Parce que Dean ne se sentait plus jamais propre. Jamais complètement. Et même si il avait pris mille douches à l'eau de javel, il aurait toujours senti cette souillure sur lui, tellement incrustée en lui à présent qu'il était lui même devenu souillure.
D'ailleurs c'est bien ce que percevaient tous ceux qui le croisaient, n'est ce pas? Il voyait bien cette étincelle de dégout, de mépris ou de pitié dans leurs regards.
Sauf avec Castiel.
Castiel lui le regardait dans les yeux et Dean n'y avait jamais vu autre chose que de la sincérité et de l'amitié. Parfois un peu plus.
Enfin à part la fois où il lui avait dit qu'il était consentant pour ce qu'Alastair lui faisait subir. Ce jour là, Castiel l'avait regardé comme les autres.

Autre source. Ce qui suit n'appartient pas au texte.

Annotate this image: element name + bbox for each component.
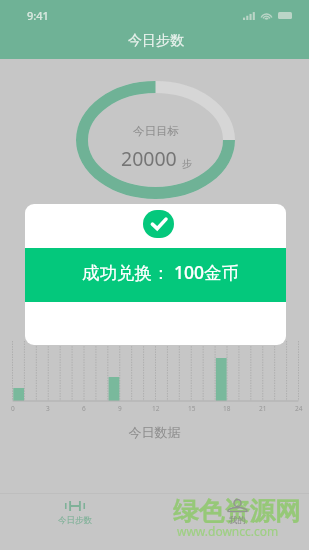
- staticText: www.downcc.com: [177, 523, 279, 539]
- staticText: 6: [82, 404, 86, 413]
- staticText: 步: [182, 157, 192, 170]
- staticText: 24: [295, 404, 303, 413]
- staticText: 3: [46, 404, 50, 413]
- staticText: 今日数据: [0, 424, 309, 440]
- staticText: 今日步数: [58, 515, 92, 526]
- staticText: 20000: [121, 145, 177, 172]
- staticText: 成功兑换： 100金币: [82, 260, 240, 284]
- staticText: 绿色资源网: [173, 495, 301, 527]
- staticText: 今日目标: [133, 124, 179, 138]
- staticText: 我的: [229, 515, 246, 526]
- staticText: 12: [152, 404, 160, 413]
- staticText: 0: [11, 404, 15, 413]
- staticText: 21: [259, 404, 267, 413]
- staticText: 15: [188, 404, 196, 413]
- staticText: 18: [223, 404, 231, 413]
- staticText: 9: [118, 404, 122, 413]
- staticText: 9:41: [27, 8, 49, 23]
- button[interactable]: 我的: [195, 494, 279, 550]
- staticText: 今日步数: [128, 32, 184, 50]
- button[interactable]: 今日步数: [33, 494, 117, 550]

Comment lui en vouloir ?
.
Dean se sécha rapidement et enroula la serviette autour de ses hanches.
Il passa les doigts sur la boursouflure encore rouge et douloureuse qui ornait à présent sa poitrine.
Le dernier "cadeau" d'Alastair.
Là, juste sur son pectoral gauche, l'alpha l'avait marqué au fer rouge d'un A majuscule. L'initiale de son propriétaire. Comme du bétail.
"Pour que tu n'oublies plus jamais à qui tu appartiens !"
Il fouilla dans sa petite armoire à pharmacie et en sortit un vieux tube de pommade entamé en appliqua une bonne couche sur sa peau et recouvrit toute la zone d'un large pansement, plus d'ailleurs pour la dissimuler que réellement la soigner. Il aurait pu utiliser le matériel qu'Alastair lui avait fourni. Il le faisait d'habitude. Mais pas aujourd'hui. Dérisoire geste de rébellion après tout ce à quoi il s'était soumis.
Enfin, il sortit de la salle de bain en évitant de nouveau de croiser son regard dans le miroir. Il n'avait pas besoin de voir à quel point le mec dans la glace le méprisait.
.
La douche n'avait pris que quelques minutes, mais Dean se précipita pourtant dans sa chambre, et jeta rapidement un coup d'œil par la fenêtre pour s'assurer que les deux alphas l'attendaient toujours. A son plus grand soulagement, ils étaient toujours là et semblaient même avoir une discussion animée à côté de la voiture. Il imagina sans peine la teneur de leurs propos. Ce Uriel ne lui inspirait qu'antipathie. Il était froid, méprisant, sûr de lui et de son bon droit. Un père la morale comme Dean en avait si souvent croisé. Il lui faisait penser à ces traditionalistes qui affirmaient que la place d'un oméga n'était que dans une cuisine ou dans un lit.
Lucifer, lui était fait d'une autre étoffe. Lucifer... Dean eut une pensée émue pour le gamin qu'il avait dû être. Et dire qu'il pensait avoir eu des problèmes avec ses parents. Comment pouvait on prénommer son enfant ainsi ? Sérieusement ! En tout cas sous des apparences d'arrogance et de désinvolture, il avait perçu quelque chose chez ce gars qui le rendait plus humain que son compagnon. Il pensait même qu'il aurait pu lui accorder sa confiance à défaut de son amitié, si ils s'étaient rencontrés en d'autres circonstances.
.
Il enfila rapidement sous-vêtements, jean, t-shirt et chemise. Il ne savait pas combien de temps il serait absent alors il en fourra un autre jeu dans un petit sac de voyage avec sa brosse à dents et son savon bloqueur de phéromones.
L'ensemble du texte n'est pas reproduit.